«Kind-hearted people» è il titolo della mostra che l'architetto pugliese, Gianni Pitta, terrà al Polo museale, in piazza Duomo, gestito dalla Fondazione Seca, fino al prossimo 15 luglio. Molte delle opere di Pitta in esposizione a Trani hanno già girato il mondo. La mostra sarà fruibile tutti i giorni, tranne il lunedì, dalle 9.30 alle 19 (ultimo ingresso ore 18). Info: 0883.582470.
Gianni Pitta è nato a Lucera (FG) il 2 agosto del 1963. Dal 1984 al 1991 vive e studia a Milano dove si laurea in architettura al Politecnico con una tesi sulla Storia della città e de territorio, con il professor Giampiero Calza. Appassionato del colore, durante gli anni universitari sperimenta nuove tecniche di rappresentazione architettonica ed aderisce al gruppo Sinestetico Internazionale.

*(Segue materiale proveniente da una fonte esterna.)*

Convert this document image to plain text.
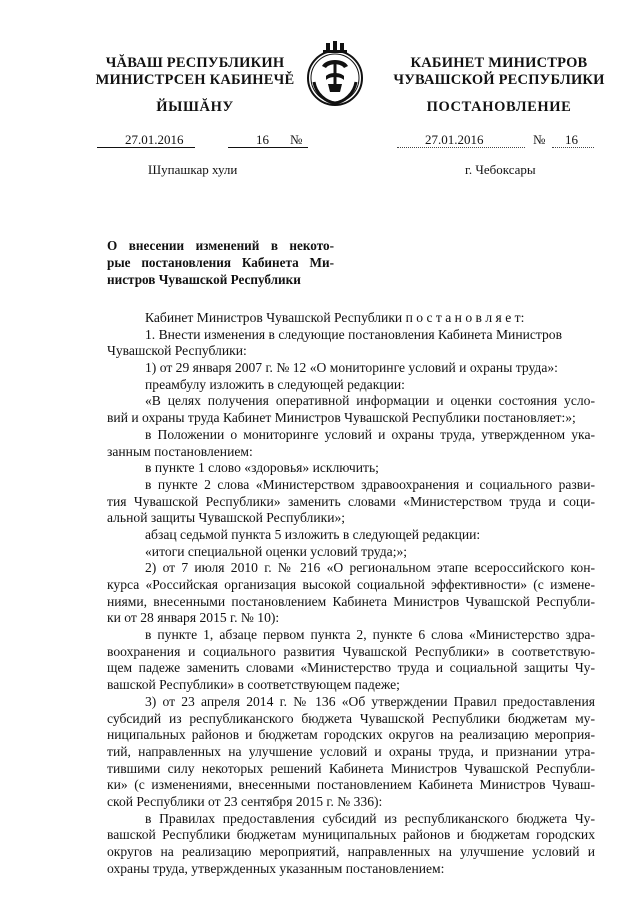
ЧĂВАШ РЕСПУБЛИКИН
МИНИСТРСЕН КАБИНЕЧĚ
ЙЫШĂНУ
КАБИНЕТ МИНИСТРОВ
ЧУВАШСКОЙ РЕСПУБЛИКИ
ПОСТАНОВЛЕНИЕ
27.01.2016	16 №	27.01.2016	№ 16
Шупашкар хули	г. Чебоксары
О внесении изменений в некото-
рые постановления Кабинета Ми-
нистров Чувашской Республики
Кабинет Министров Чувашской Республики п о с т а н о в л я е т:
1. Внести изменения в следующие постановления Кабинета Министров
Чувашской Республики:
1) от 29 января 2007 г. № 12 «О мониторинге условий и охраны труда»:
преамбулу изложить в следующей редакции:
«В целях получения оперативной информации и оценки состояния усло-
вий и охраны труда Кабинет Министров Чувашской Республики постановляет:»;
в Положении о мониторинге условий и охраны труда, утвержденном ука-
занным постановлением:
в пункте 1 слово «здоровья» исключить;
в пункте 2 слова «Министерством здравоохранения и социального разви-
тия Чувашской Республики» заменить словами «Министерством труда и соци-
альной защиты Чувашской Республики»;
абзац седьмой пункта 5 изложить в следующей редакции:
«итоги специальной оценки условий труда;»;
2) от 7 июля 2010 г. № 216 «О региональном этапе всероссийского кон-
курса «Российская организация высокой социальной эффективности» (с измене-
ниями, внесенными постановлением Кабинета Министров Чувашской Республи-
ки от 28 января 2015 г. № 10):
в пункте 1, абзаце первом пункта 2, пункте 6 слова «Министерство здра-
воохранения и социального развития Чувашской Республики» в соответствую-
щем падеже заменить словами «Министерство труда и социальной защиты Чу-
вашской Республики» в соответствующем падеже;
3) от 23 апреля 2014 г. № 136 «Об утверждении Правил предоставления
субсидий из республиканского бюджета Чувашской Республики бюджетам му-
ниципальных районов и бюджетам городских округов на реализацию мероприя-
тий, направленных на улучшение условий и охраны труда, и признании утра-
тившими силу некоторых решений Кабинета Министров Чувашской Республи-
ки» (с изменениями, внесенными постановлением Кабинета Министров Чуваш-
ской Республики от 23 сентября 2015 г. № 336):
в Правилах предоставления субсидий из республиканского бюджета Чу-
вашской Республики бюджетам муниципальных районов и бюджетам городских
округов на реализацию мероприятий, направленных на улучшение условий и
охраны труда, утвержденных указанным постановлением:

Fonda con altri artisti l’associazione Alternativa arte.
Il lavoro di Gianni Pitta spazia dalla pittura alle installazioni, nei suoi lavori utilizza indifferentemente smalti, acrilici, sabbie, siliconi e digital art. Artista poliedrico anche nel campo del disegn industriale, è ispirato in modo morboso dall’icona del cuore, che rappresenta in ogni forma e dimensione. Pitta ci ricorda che «se il kuore è il regno dei sentimenti, questi sono più che mutevoli ed innumerevoli nello stretto giro di una giornata».
L’artista lucerano ha omaggiato la Fondazione con un’opera personalizzata dalla presenza di una Lexicon 80, macchina per scrivere, tassello della grande storia Olivetti. Un caleidoscopio di arte e tecnica, il connubio tra ciò che sembra essere il passato ma che, si fa fortemente presente. Il museo si conferma spazio dinamico e vitale, luogo di incontro di persone e di più espressioni.